Use in energy harvesting 
Tin(II) selenide may be soon used in energy harvesting. Tin(II) selenide has demonstrated the ability to convert waste heat into electrical energy. SnSe has exhibited the highest thermoelectric material efficiency, measured by the unitless ZT parameter, of any known material (~2.62 at 923 K along the b axis and ~2.3 along the c axis). When coupled with the Carnot efficiency for heat conversion, the overall energy conversion efficiency of approximately 25%. In order for this thermoelectric process to work, a thermoelectric generator must take advantage of the temperature difference experienced by two legs of a thermocouple junction. Each leg is composed of a specific material that is optimized at the operating temperature range of interest. SnSe would serve as the p-type semiconductor leg. Such a material needs to have low total thermal conductivity, high electrical conductivity, and high Seebeck coefficient according to the thermoelectric figure of merit ZT. Even though the record-high efficiency is most likely due to low thermal conductivity of the crystal, the electronic structure may have as important role: SnSe has highly anisotropic valence band structure, which consists of multiple valleys that act as independent channels for very mobile, low effective-mass charge transport within, and heavy-carrier conductivity perpendicular to the layers. While, historically, lead telluride and silicon-germanium have been used, these materials have suffered from heat conduction through the material. 

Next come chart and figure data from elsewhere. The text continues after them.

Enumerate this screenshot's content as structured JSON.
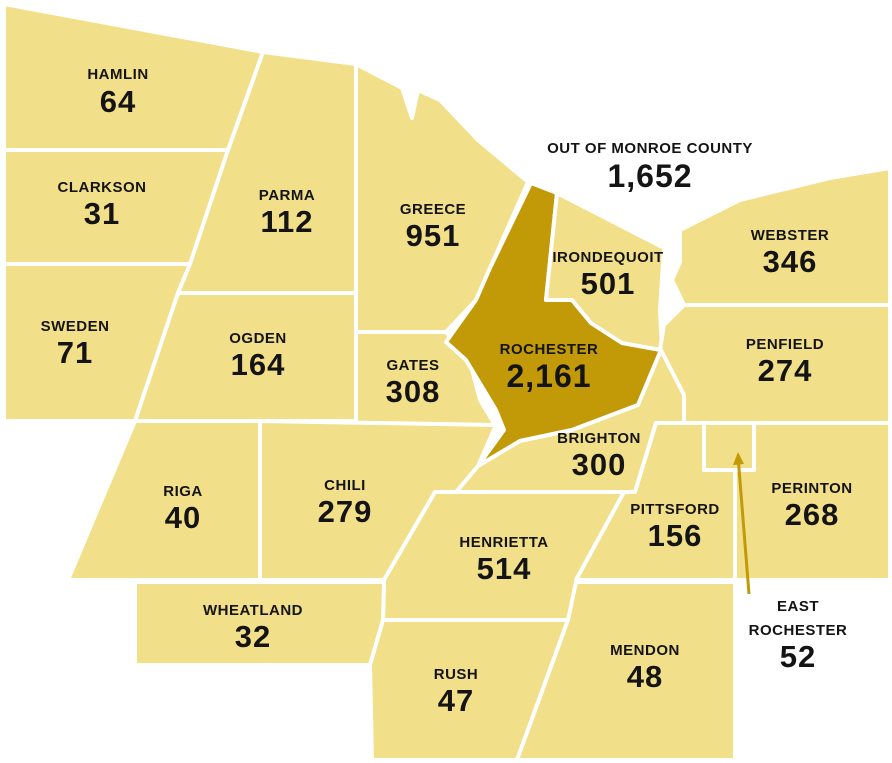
{
  "title": "",
  "colors": {
    "town_fill": "#f2df8a",
    "city_fill": "#c29a07",
    "border": "#ffffff",
    "text": "#141414"
  },
  "out_of_county": {
    "name": "OUT OF MONROE COUNTY",
    "count": "1,652"
  },
  "regions": {
    "hamlin": {
      "name": "HAMLIN",
      "count": "64"
    },
    "clarkson": {
      "name": "CLARKSON",
      "count": "31"
    },
    "sweden": {
      "name": "SWEDEN",
      "count": "71"
    },
    "parma": {
      "name": "PARMA",
      "count": "112"
    },
    "ogden": {
      "name": "OGDEN",
      "count": "164"
    },
    "greece": {
      "name": "GREECE",
      "count": "951"
    },
    "gates": {
      "name": "GATES",
      "count": "308"
    },
    "rochester": {
      "name": "ROCHESTER",
      "count": "2,161"
    },
    "irondequoit": {
      "name": "IRONDEQUOIT",
      "count": "501"
    },
    "webster": {
      "name": "WEBSTER",
      "count": "346"
    },
    "penfield": {
      "name": "PENFIELD",
      "count": "274"
    },
    "brighton": {
      "name": "BRIGHTON",
      "count": "300"
    },
    "riga": {
      "name": "RIGA",
      "count": "40"
    },
    "chili": {
      "name": "CHILI",
      "count": "279"
    },
    "henrietta": {
      "name": "HENRIETTA",
      "count": "514"
    },
    "pittsford": {
      "name": "PITTSFORD",
      "count": "156"
    },
    "perinton": {
      "name": "PERINTON",
      "count": "268"
    },
    "wheatland": {
      "name": "WHEATLAND",
      "count": "32"
    },
    "rush": {
      "name": "RUSH",
      "count": "47"
    },
    "mendon": {
      "name": "MENDON",
      "count": "48"
    },
    "east_rochester": {
      "name_line1": "EAST",
      "name_line2": "ROCHESTER",
      "count": "52"
    }
  }
}
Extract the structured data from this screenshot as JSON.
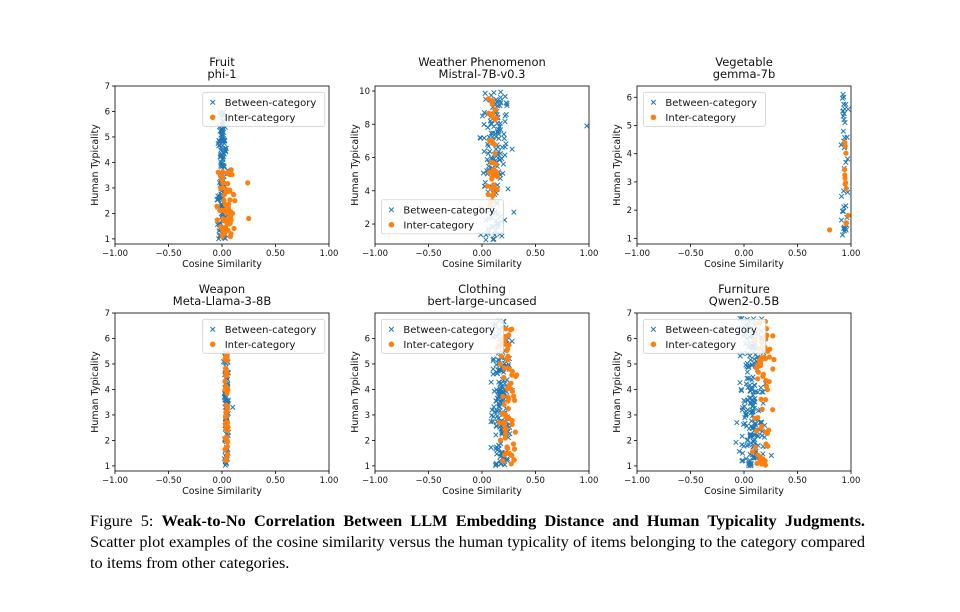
{
  "figure": {
    "caption": {
      "label": "Figure 5:",
      "bold": "Weak-to-No Correlation Between LLM Embedding Distance and Human Typicality Judgments.",
      "text": "Scatter plot examples of the cosine similarity versus the human typicality of items belonging to the category compared to items from other categories."
    }
  },
  "chart_data": [
    {
      "type": "scatter",
      "title": [
        "Fruit",
        "phi-1"
      ],
      "xlabel": "Cosine Similarity",
      "ylabel": "Human Typicality",
      "xlim": [
        -1.0,
        1.0
      ],
      "ylim": [
        0.8,
        7.0
      ],
      "xticks": [
        "−1.00",
        "−0.50",
        "0.00",
        "0.50",
        "1.00"
      ],
      "xtick_values": [
        -1.0,
        -0.5,
        0.0,
        0.5,
        1.0
      ],
      "yticks": [
        "1",
        "2",
        "3",
        "4",
        "5",
        "6",
        "7"
      ],
      "ytick_values": [
        1,
        2,
        3,
        4,
        5,
        6,
        7
      ],
      "legend": "top-right",
      "series": [
        {
          "name": "Between-category",
          "marker": "x",
          "color": "#1f77b4",
          "cluster": {
            "xmean": 0.0,
            "xspread": 0.04,
            "ymin": 1.0,
            "ymax": 6.0,
            "n": 140
          }
        },
        {
          "name": "Inter-category",
          "marker": "o",
          "color": "#ff7f0e",
          "cluster": {
            "xmean": 0.04,
            "xspread": 0.07,
            "ymin": 1.0,
            "ymax": 3.8,
            "n": 60
          },
          "points": [
            [
              0.24,
              3.2
            ],
            [
              0.25,
              1.8
            ],
            [
              0.12,
              2.5
            ],
            [
              0.1,
              2.0
            ]
          ]
        }
      ]
    },
    {
      "type": "scatter",
      "title": [
        "Weather Phenomenon",
        "Mistral-7B-v0.3"
      ],
      "xlabel": "Cosine Similarity",
      "ylabel": "Human Typicality",
      "xlim": [
        -1.0,
        1.0
      ],
      "ylim": [
        0.8,
        10.3
      ],
      "xticks": [
        "−1.00",
        "−0.50",
        "0.00",
        "0.50",
        "1.00"
      ],
      "xtick_values": [
        -1.0,
        -0.5,
        0.0,
        0.5,
        1.0
      ],
      "yticks": [
        "2",
        "4",
        "6",
        "8",
        "10"
      ],
      "ytick_values": [
        2,
        4,
        6,
        8,
        10
      ],
      "legend": "lower-left",
      "series": [
        {
          "name": "Between-category",
          "marker": "x",
          "color": "#1f77b4",
          "cluster": {
            "xmean": 0.12,
            "xspread": 0.12,
            "ymin": 1.0,
            "ymax": 10.0,
            "n": 160
          },
          "points": [
            [
              0.98,
              7.9
            ]
          ]
        },
        {
          "name": "Inter-category",
          "marker": "o",
          "color": "#ff7f0e",
          "cluster": {
            "xmean": 0.1,
            "xspread": 0.05,
            "ymin": 3.0,
            "ymax": 9.8,
            "n": 40
          }
        }
      ]
    },
    {
      "type": "scatter",
      "title": [
        "Vegetable",
        "gemma-7b"
      ],
      "xlabel": "Cosine Similarity",
      "ylabel": "Human Typicality",
      "xlim": [
        -1.0,
        1.0
      ],
      "ylim": [
        0.8,
        6.4
      ],
      "xticks": [
        "−1.00",
        "−0.50",
        "0.00",
        "0.50",
        "1.00"
      ],
      "xtick_values": [
        -1.0,
        -0.5,
        0.0,
        0.5,
        1.0
      ],
      "yticks": [
        "1",
        "2",
        "3",
        "4",
        "5",
        "6"
      ],
      "ytick_values": [
        1,
        2,
        3,
        4,
        5,
        6
      ],
      "legend": "top-left",
      "series": [
        {
          "name": "Between-category",
          "marker": "x",
          "color": "#1f77b4",
          "cluster": {
            "xmean": 0.94,
            "xspread": 0.03,
            "ymin": 1.0,
            "ymax": 6.2,
            "n": 40
          }
        },
        {
          "name": "Inter-category",
          "marker": "o",
          "color": "#ff7f0e",
          "cluster": {
            "xmean": 0.95,
            "xspread": 0.02,
            "ymin": 1.2,
            "ymax": 4.4,
            "n": 12
          },
          "points": [
            [
              0.8,
              1.3
            ]
          ]
        }
      ]
    },
    {
      "type": "scatter",
      "title": [
        "Weapon",
        "Meta-Llama-3-8B"
      ],
      "xlabel": "Cosine Similarity",
      "ylabel": "Human Typicality",
      "xlim": [
        -1.0,
        1.0
      ],
      "ylim": [
        0.8,
        7.0
      ],
      "xticks": [
        "−1.00",
        "−0.50",
        "0.00",
        "0.50",
        "1.00"
      ],
      "xtick_values": [
        -1.0,
        -0.5,
        0.0,
        0.5,
        1.0
      ],
      "yticks": [
        "1",
        "2",
        "3",
        "4",
        "5",
        "6",
        "7"
      ],
      "ytick_values": [
        1,
        2,
        3,
        4,
        5,
        6,
        7
      ],
      "legend": "top-right",
      "series": [
        {
          "name": "Between-category",
          "marker": "x",
          "color": "#1f77b4",
          "cluster": {
            "xmean": 0.04,
            "xspread": 0.02,
            "ymin": 1.0,
            "ymax": 5.5,
            "n": 110
          },
          "points": [
            [
              0.1,
              3.3
            ]
          ]
        },
        {
          "name": "Inter-category",
          "marker": "o",
          "color": "#ff7f0e",
          "cluster": {
            "xmean": 0.04,
            "xspread": 0.015,
            "ymin": 1.0,
            "ymax": 5.5,
            "n": 50
          }
        }
      ]
    },
    {
      "type": "scatter",
      "title": [
        "Clothing",
        "bert-large-uncased"
      ],
      "xlabel": "Cosine Similarity",
      "ylabel": "Human Typicality",
      "xlim": [
        -1.0,
        1.0
      ],
      "ylim": [
        0.8,
        7.0
      ],
      "xticks": [
        "−1.00",
        "−0.50",
        "0.00",
        "0.50",
        "1.00"
      ],
      "xtick_values": [
        -1.0,
        -0.5,
        0.0,
        0.5,
        1.0
      ],
      "yticks": [
        "1",
        "2",
        "3",
        "4",
        "5",
        "6"
      ],
      "ytick_values": [
        1,
        2,
        3,
        4,
        5,
        6
      ],
      "legend": "top-left",
      "series": [
        {
          "name": "Between-category",
          "marker": "x",
          "color": "#1f77b4",
          "cluster": {
            "xmean": 0.18,
            "xspread": 0.08,
            "ymin": 1.0,
            "ymax": 6.7,
            "n": 180
          }
        },
        {
          "name": "Inter-category",
          "marker": "o",
          "color": "#ff7f0e",
          "cluster": {
            "xmean": 0.24,
            "xspread": 0.07,
            "ymin": 1.0,
            "ymax": 6.4,
            "n": 70
          }
        }
      ]
    },
    {
      "type": "scatter",
      "title": [
        "Furniture",
        "Qwen2-0.5B"
      ],
      "xlabel": "Cosine Similarity",
      "ylabel": "Human Typicality",
      "xlim": [
        -1.0,
        1.0
      ],
      "ylim": [
        0.8,
        7.0
      ],
      "xticks": [
        "−1.00",
        "−0.50",
        "0.00",
        "0.50",
        "1.00"
      ],
      "xtick_values": [
        -1.0,
        -0.5,
        0.0,
        0.5,
        1.0
      ],
      "yticks": [
        "1",
        "2",
        "3",
        "4",
        "5",
        "6",
        "7"
      ],
      "ytick_values": [
        1,
        2,
        3,
        4,
        5,
        6,
        7
      ],
      "legend": "top-left",
      "series": [
        {
          "name": "Between-category",
          "marker": "x",
          "color": "#1f77b4",
          "cluster": {
            "xmean": 0.08,
            "xspread": 0.12,
            "ymin": 1.0,
            "ymax": 6.8,
            "n": 200
          }
        },
        {
          "name": "Inter-category",
          "marker": "o",
          "color": "#ff7f0e",
          "cluster": {
            "xmean": 0.18,
            "xspread": 0.1,
            "ymin": 1.0,
            "ymax": 6.7,
            "n": 60
          }
        }
      ]
    }
  ]
}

At room temperature, the crystal structure of SnSe is Pnma. However, at ~750 K, it undergoes a phase transition that results in a higher symmetry Cmcm structure. This phase transition preserves many of the advantageous transport properties of SnSe. The dynamic structural behavior of SnSe involving the reversible phase transition helps to preserve the high power factor. The Cmcm phase, which is structurally related to the low temperature Pnma phase, exhibits a substantially reduced energy gap and enhanced carrier mobilities while maintaining the ultralow thermal conductivity thus yielding the record ZT. Because of SnSe’s layered structure, which does not conduct heat well, one end of the SnSe single crystal can get hot while the other remains cool. This idea can be paralleled with the idea of a posture-pedic mattress that does not transfer vibrations laterally. In SnSe, the ability of crystal vibrations (also known as phonons) to propagate through the material is significantly hampered. This means heat can only travel due to hot carriers (an effect that can be approximated by the Wiedemann–Franz law), a heat transport mechanism that is much less significant to the total thermal conductivity. Thus the hot end can stay hot while the cold end remains cold, maintaining the temperature gradient needed for thermoelectric device operation. The poor ability to carry heat through its lattice enables the resulting record high thermoelectric conversion efficiency. The previously reported nanostructured all-scale hierarchical PbTe-4SrTe-2Na (with a ZT of 2.2) exhibits a lattice thermal conductivity of 0.5 W m−1 K−1. The unprecedentedly high ZT ~2.6 of SnSe arises primarily from an even lower lattice thermal conductivity of 0.23 W m−1 K−1. However, in order to take advantage of this ultralow lattice thermal conductivity, the synthesis method must result in macroscale single crystals as p-type polycrystalline SnSe has been shown to have a significantly reduced ZT. Enhancement in the figure of merit above a relatively high value of 2.5 can have sweeping ramifications for commercial applications especially for materials using less expensive, more Earth-abundant elements that are devoid of lead and tellurium (two materials that have been prevalent in the thermoelectric materials industry for the past couple decades).

Other uses 
Tin selenides may be used for optoelectronic devices, solar cells, memory switching devices, and anodes for lithium-ion batteries.

Tin(II) selenide has an additional use as a solid-state lubricant, due to the nature of its interlayer bonding. However, it is not the most stable of the chalcogenide solid-state lubricants, as tungsten diselenide has much weaker interplanar bonding, is highly chemically inert and has high stability in high-temperature, high-vacuum environments.